Even removing the deltas from the problem and only using the fullDocument=updateLookup
option, there is still the problem of synchronisation. Consider this approach:
- collection.watch()
- changeStream.pause()
- await collection.find().toArray()
- changeStream.resume()
We need to setup the watch first so we catch anything that happens while we are finding. On first glance, this looks good. If something happened while you were doing the find, and there are some change events in the stream, these will get processed when you resume. Since you started the watch before the find, the worse case scenario is that the change stream contains some changes that occurred before the find and can cause saving old state. This normally won't matter since the change stream will also contain the most recent update too and eventually save the correct state.
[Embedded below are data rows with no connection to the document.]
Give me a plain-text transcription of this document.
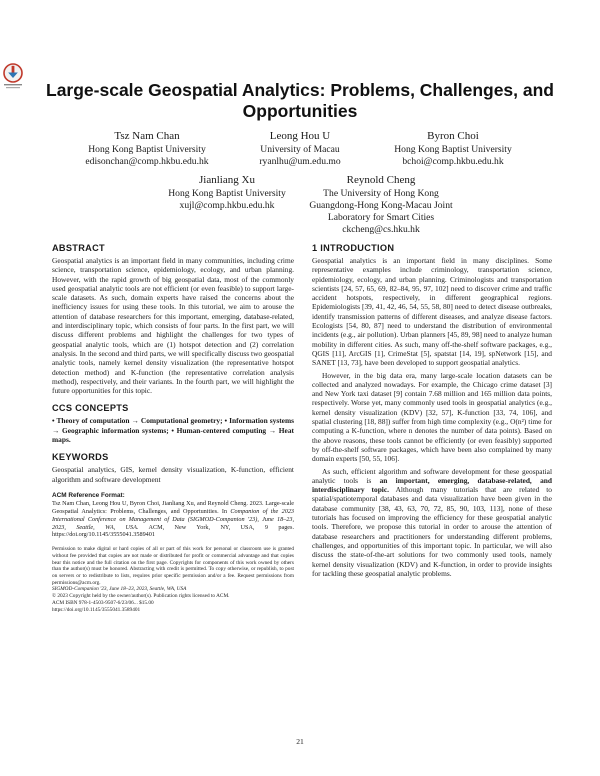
Large-scale Geospatial Analytics: Problems, Challenges, and Opportunities
Tsz Nam Chan
Hong Kong Baptist University
edisonchan@comp.hkbu.edu.hk
Leong Hou U
University of Macau
ryanlhu@um.edu.mo
Byron Choi
Hong Kong Baptist University
bchoi@comp.hkbu.edu.hk
Jianliang Xu
Hong Kong Baptist University
xujl@comp.hkbu.edu.hk
Reynold Cheng
The University of Hong Kong
Guangdong-Hong Kong-Macau Joint
Laboratory for Smart Cities
ckcheng@cs.hku.hk
ABSTRACT

Geospatial analytics is an important field in many communities, including crime science, transportation science, epidemiology, ecology, and urban planning. However, with the rapid growth of big geospatial data, most of the commonly used geospatial analytic tools are not efficient (or even feasible) to support large-scale datasets. As such, domain experts have raised the concerns about the inefficiency issues for using these tools. In this tutorial, we aim to arouse the attention of database researchers for this important, emerging, database-related, and interdisciplinary topic, which consists of four parts. In the first part, we will discuss different problems and highlight the challenges for two types of geospatial analytic tools, which are (1) hotspot detection and (2) correlation analysis. In the second and third parts, we will specifically discuss two geospatial analytic tools, namely kernel density visualization (the representative hotspot detection method) and K-function (the representative correlation analysis method), respectively, and their variants. In the fourth part, we will highlight the future opportunities for this topic.

CCS CONCEPTS

• Theory of computation → Computational geometry; • Information systems → Geographic information systems; • Human-centered computing → Heat maps.

KEYWORDS

Geospatial analytics, GIS, kernel density visualization, K-function, efficient algorithm and software development

ACM Reference Format:

Tsz Nam Chan, Leong Hou U, Byron Choi, Jianliang Xu, and Reynold Cheng. 2023. Large-scale Geospatial Analytics: Problems, Challenges, and Opportunities. In Companion of the 2023 International Conference on Management of Data (SIGMOD-Companion '23), June 18–23, 2023, Seattle, WA, USA. ACM, New York, NY, USA, 9 pages. https://doi.org/10.1145/3555041.3589401

Permission to make digital or hard copies of all or part of this work for personal or classroom use is granted without fee provided that copies are not made or distributed for profit or commercial advantage and that copies bear this notice and the full citation on the first page. Copyrights for components of this work owned by others than the author(s) must be honored. Abstracting with credit is permitted. To copy otherwise, or republish, to post on servers or to redistribute to lists, requires prior specific permission and/or a fee. Request permissions from permissions@acm.org.
SIGMOD-Companion '23, June 18–23, 2023, Seattle, WA, USA
© 2023 Copyright held by the owner/author(s). Publication rights licensed to ACM.
ACM ISBN 978-1-4503-9507-6/23/06... $15.00
https://doi.org/10.1145/3555041.3589401
1 INTRODUCTION

Geospatial analytics is an important field in many disciplines. Some representative examples include criminology, transportation science, epidemiology, ecology, and urban planning. Criminologists and transportation scientists [24, 57, 65, 69, 82–84, 95, 97, 102] need to discover crime and traffic accident hotspots, respectively, in different geographical regions. Epidemiologists [39, 41, 42, 46, 54, 55, 58, 80] need to detect disease outbreaks, identify transmission patterns of different diseases, and analyze disease factors. Ecologists [54, 80, 87] need to understand the distribution of environmental incidents (e.g., air pollution). Urban planners [45, 89, 98] need to analyze human mobility in different cities. As such, many off-the-shelf software packages, e.g., QGIS [11], ArcGIS [1], CrimeStat [5], spatstat [14, 19], spNetwork [15], and SANET [13, 73], have been developed to support geospatial analytics.

However, in the big data era, many large-scale location datasets can be collected and analyzed nowadays. For example, the Chicago crime dataset [3] and New York taxi dataset [9] contain 7.68 million and 165 million data points, respectively. Worse yet, many commonly used tools in geospatial analytics (e.g., kernel density visualization (KDV) [32, 57], K-function [33, 74, 106], and spatial clustering [18, 88]) suffer from high time complexity (e.g., O(n²) time for computing a K-function, where n denotes the number of data points). Based on the above reasons, these tools cannot be efficiently (or even feasibly) supported by off-the-shelf software packages, which have been also complained by many domain experts [50, 55, 106].

As such, efficient algorithm and software development for these geospatial analytic tools is an important, emerging, database-related, and interdisciplinary topic. Although many tutorials that are related to spatial/spatiotemporal databases and data visualization have been given in the database community [38, 43, 63, 70, 72, 85, 90, 103, 113], none of these tutorials has focused on improving the efficiency for these geospatial analytic tools. Therefore, we propose this tutorial in order to arouse the attention of database researchers and practitioners for understanding different problems, challenges, and opportunities of this important topic. In particular, we will also discuss the state-of-the-art solutions for two commonly used tools, namely kernel density visualization (KDV) and K-function, in order to provide insights for tackling these geospatial analytic problems.

21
But did the watch actually run on the mongo cluster before the find?
And did the find query even go to a node in the cluster that is properly synchronised?
Due to the concepts of unifiedTopology and connection pooling, I don't think we can possibly know the answers to these questions. We don't know which connection the above lines of commands will ultimately use. If mongo is offline, the client will buffer commands like watch and find then release them when a connection becomes available to the pool. But since there are multiple connections in play (which may choke at just the wrong time), there is no guarantee that the watch command in line 1 will arrive at mongo before the find command in line 3. So I'm pretty sure this answer will work 99% of the time, but it isn't 100% reliable.
You could attempt to confirm the changeStream is connected by checking the resumeTokenChanged
event, then do the find, but if your cluster is having issues where some nodes oplogs are taking a while to sync, you still might be able to "find()" old data and watch too late. This means missed updates.
Update
I think the best solution we can hope for is to do a combination of everything above plus add a delay based on your desired grace period for cluster synchronisation.
collection.watch()
- Wait until changeStream is fresh by checking the
resumeTokenChanged
event. This also means we are connected.
- Setup a timeout to consider the changeStream stale if we don't receive
resumeTokenChanged
in time. This means our data could be stale too.
- Wait grace period for cluster node synchronisation
changeStream.pause()
- If we still haven't received any
change
events from the changeStream then, await collection.find().toArray()
changeStream.resume()
- If the changeStream emits the
error
event, start the whole process again.